Being new to R and having worked through the first five chapters I was struggling with the data files that are referenced in the book. Normally, when learning a new programming language working the examples works fine for me, but for this book it proved a nightmare: 1) does not explain where the data files can be found. 2) After searching the internet, I found a link to "the data files" on the publishers web site, only to be disappointed even more: many files are missing or have different names from the ones used in the book. Some are corrupt and/or contain different values from those shown in the book.
It really made me wonder where all the five star ratings for this book were based on. I cannot belief that these reviewers used the book intensively.
This problem is not new although only few reviewers mention it: if you google "missing data files art of r programming" you will find many other people that encountered the same problem.
A second problem is that the code fragments often have errors that are really hard to solve for beginners. One example being the mount rushmore code on page 65 and another one the code for the words frequency problem on page 98. On the web I found some solutions/corrections by other readers.

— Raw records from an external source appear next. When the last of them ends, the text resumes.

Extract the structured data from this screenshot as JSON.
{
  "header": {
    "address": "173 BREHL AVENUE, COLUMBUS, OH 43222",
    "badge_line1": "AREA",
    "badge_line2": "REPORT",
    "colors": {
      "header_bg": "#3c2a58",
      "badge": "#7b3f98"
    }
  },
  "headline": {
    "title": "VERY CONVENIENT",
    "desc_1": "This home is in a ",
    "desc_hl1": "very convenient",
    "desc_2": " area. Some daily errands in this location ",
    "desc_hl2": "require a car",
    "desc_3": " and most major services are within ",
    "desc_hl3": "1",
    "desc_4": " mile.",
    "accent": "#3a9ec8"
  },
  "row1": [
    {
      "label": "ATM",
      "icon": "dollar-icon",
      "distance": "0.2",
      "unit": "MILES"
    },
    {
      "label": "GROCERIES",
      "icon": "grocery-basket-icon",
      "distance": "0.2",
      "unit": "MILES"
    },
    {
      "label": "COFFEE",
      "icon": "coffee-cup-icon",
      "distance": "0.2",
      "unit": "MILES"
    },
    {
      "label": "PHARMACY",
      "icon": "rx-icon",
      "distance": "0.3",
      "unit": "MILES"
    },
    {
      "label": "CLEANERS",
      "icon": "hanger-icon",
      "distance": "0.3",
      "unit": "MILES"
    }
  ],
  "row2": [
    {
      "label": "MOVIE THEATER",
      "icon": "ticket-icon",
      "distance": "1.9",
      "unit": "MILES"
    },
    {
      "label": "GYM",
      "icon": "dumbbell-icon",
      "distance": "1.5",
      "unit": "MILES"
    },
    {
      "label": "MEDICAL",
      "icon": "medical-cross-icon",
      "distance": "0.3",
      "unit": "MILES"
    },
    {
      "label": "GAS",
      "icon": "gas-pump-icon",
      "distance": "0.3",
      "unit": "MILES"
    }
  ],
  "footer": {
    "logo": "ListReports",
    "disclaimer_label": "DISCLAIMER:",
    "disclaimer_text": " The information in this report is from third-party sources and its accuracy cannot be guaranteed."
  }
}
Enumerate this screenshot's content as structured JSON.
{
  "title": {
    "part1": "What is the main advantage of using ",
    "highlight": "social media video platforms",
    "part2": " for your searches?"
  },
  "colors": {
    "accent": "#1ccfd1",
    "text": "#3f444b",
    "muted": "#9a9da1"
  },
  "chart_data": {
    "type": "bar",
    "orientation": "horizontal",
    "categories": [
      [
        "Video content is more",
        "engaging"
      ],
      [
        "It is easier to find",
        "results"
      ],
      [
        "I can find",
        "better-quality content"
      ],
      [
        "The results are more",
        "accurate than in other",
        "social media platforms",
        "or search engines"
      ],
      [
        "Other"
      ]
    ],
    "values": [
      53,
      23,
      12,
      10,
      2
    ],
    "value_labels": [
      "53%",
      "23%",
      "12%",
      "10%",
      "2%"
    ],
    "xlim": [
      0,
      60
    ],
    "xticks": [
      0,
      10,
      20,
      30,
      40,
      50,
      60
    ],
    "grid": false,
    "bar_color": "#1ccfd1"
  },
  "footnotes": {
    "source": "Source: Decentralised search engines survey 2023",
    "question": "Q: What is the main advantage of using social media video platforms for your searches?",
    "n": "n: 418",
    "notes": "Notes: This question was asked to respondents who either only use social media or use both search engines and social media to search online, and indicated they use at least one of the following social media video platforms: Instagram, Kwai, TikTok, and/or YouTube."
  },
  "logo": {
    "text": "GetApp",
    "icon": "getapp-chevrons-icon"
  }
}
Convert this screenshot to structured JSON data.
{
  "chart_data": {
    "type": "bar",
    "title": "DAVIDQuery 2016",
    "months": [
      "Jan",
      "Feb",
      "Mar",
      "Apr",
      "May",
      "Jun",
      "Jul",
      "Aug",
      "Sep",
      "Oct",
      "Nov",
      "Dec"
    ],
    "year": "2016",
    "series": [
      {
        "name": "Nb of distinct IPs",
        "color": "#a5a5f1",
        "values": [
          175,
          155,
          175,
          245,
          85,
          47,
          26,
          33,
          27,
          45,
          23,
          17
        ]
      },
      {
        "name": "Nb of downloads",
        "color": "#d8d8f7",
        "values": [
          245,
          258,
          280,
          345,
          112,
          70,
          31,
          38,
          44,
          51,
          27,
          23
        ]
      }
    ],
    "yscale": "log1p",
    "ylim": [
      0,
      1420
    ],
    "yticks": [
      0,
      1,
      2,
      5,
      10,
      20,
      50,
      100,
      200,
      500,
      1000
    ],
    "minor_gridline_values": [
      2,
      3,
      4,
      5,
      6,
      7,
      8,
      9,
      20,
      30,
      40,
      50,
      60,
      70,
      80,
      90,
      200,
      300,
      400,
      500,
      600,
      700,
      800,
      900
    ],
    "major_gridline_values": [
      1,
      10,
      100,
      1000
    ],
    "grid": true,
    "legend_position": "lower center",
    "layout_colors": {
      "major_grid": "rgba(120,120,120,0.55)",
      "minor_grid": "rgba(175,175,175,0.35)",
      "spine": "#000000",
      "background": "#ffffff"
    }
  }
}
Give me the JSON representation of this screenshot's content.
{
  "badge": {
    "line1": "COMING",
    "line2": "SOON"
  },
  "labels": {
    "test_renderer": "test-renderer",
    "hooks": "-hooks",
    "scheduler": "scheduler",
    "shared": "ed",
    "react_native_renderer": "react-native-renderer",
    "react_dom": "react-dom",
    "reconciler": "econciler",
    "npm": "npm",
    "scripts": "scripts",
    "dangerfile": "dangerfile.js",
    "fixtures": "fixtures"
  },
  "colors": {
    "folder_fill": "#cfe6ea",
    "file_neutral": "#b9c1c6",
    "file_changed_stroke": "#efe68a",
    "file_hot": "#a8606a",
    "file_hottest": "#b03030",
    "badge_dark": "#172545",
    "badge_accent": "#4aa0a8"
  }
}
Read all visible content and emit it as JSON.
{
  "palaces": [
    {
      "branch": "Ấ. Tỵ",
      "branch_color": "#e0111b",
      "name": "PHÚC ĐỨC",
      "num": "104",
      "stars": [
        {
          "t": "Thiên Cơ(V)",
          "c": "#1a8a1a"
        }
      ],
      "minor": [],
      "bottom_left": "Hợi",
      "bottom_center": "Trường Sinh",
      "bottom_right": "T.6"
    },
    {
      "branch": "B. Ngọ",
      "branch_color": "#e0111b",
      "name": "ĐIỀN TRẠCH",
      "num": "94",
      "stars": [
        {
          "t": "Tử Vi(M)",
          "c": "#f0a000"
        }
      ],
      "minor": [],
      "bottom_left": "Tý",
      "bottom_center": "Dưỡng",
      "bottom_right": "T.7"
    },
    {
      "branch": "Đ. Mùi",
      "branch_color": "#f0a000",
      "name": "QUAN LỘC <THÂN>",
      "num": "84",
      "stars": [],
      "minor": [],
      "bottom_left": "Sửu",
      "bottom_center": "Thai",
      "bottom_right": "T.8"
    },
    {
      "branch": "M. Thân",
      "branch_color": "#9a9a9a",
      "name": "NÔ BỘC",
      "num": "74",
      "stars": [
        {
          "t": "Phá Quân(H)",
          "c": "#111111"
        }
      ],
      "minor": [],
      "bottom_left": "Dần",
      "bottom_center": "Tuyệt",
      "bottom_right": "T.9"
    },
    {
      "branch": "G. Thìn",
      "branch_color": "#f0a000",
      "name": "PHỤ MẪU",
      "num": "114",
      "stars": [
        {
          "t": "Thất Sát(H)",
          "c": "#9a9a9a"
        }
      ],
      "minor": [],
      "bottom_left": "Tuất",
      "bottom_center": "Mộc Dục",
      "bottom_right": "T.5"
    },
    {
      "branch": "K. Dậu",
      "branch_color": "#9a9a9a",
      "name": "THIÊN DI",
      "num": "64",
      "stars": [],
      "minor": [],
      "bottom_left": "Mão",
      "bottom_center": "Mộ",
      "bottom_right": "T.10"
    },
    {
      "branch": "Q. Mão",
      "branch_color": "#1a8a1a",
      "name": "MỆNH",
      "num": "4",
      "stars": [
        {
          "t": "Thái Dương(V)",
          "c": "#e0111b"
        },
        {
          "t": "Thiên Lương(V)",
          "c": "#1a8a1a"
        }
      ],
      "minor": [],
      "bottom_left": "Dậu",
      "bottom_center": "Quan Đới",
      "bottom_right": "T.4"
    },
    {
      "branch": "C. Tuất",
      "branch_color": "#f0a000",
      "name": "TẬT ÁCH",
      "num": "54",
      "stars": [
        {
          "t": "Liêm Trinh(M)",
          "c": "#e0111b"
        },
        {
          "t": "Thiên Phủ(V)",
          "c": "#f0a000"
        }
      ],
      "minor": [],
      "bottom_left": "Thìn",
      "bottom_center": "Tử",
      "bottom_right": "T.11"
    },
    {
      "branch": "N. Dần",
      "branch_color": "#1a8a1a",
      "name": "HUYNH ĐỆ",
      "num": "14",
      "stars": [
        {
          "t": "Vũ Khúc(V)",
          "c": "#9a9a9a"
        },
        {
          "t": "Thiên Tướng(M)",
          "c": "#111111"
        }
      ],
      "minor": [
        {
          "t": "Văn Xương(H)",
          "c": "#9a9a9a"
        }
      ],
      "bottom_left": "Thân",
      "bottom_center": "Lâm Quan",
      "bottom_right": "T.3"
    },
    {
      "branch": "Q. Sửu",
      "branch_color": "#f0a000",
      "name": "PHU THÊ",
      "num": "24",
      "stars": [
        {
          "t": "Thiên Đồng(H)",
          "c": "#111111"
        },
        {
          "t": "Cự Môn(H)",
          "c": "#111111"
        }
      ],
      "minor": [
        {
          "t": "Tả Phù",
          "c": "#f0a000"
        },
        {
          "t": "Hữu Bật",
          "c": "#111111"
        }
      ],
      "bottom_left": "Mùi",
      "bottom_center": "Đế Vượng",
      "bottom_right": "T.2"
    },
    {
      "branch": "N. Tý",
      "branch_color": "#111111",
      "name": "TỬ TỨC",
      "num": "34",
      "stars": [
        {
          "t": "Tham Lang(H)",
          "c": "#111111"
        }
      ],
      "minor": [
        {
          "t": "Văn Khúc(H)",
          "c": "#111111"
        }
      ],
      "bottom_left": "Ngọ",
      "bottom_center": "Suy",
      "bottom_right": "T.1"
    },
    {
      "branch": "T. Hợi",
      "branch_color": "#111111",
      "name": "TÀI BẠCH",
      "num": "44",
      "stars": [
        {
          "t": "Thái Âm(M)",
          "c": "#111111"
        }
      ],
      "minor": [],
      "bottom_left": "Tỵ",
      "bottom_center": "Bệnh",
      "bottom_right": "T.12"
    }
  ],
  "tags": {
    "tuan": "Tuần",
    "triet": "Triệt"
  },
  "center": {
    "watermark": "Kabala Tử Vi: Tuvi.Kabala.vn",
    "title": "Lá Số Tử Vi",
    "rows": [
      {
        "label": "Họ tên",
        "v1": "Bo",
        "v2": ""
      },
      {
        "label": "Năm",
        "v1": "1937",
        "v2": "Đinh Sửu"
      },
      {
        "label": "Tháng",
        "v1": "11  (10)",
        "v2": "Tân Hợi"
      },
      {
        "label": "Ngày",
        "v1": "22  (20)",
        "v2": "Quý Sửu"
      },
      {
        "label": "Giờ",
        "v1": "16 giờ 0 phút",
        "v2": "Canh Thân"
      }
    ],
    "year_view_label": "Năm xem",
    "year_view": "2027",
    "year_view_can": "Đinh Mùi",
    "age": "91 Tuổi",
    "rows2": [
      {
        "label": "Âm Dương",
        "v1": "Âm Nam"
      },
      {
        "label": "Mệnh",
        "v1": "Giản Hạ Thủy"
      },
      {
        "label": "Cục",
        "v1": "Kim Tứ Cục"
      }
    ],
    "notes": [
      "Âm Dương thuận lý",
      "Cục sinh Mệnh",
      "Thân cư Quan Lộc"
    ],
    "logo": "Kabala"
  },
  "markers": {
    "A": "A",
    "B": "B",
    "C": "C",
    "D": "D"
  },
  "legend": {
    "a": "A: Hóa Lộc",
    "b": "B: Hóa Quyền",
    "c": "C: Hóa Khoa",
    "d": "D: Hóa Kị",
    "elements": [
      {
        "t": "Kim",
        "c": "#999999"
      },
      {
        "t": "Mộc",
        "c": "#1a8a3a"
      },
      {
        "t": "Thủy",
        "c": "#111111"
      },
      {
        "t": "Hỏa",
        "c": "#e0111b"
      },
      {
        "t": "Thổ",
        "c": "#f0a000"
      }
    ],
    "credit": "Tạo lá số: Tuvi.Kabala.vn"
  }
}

Then why did this book earn so many five-star ratings? It probably has to do with the fact that it could be a very good introduction to R, if only the author (and editorial staff at No Starch Press) had payed more attention to detail and had spent some extra work in providing correct data files.
on April 24, 2013
The author jumps the gun in introducing topics. The author presents examples that cover topics that haven't been fully explained. In example 2.9.1, the author uses the lapply function- a function that isn't fully covered until chapter 4. Section 2.9 describes the ifelse function. Why doesn't the author simply provide an example based on topics from chapters 1-2.9? Each successive section should build on the prior. As a student, I find this jumping back and forth discouraging.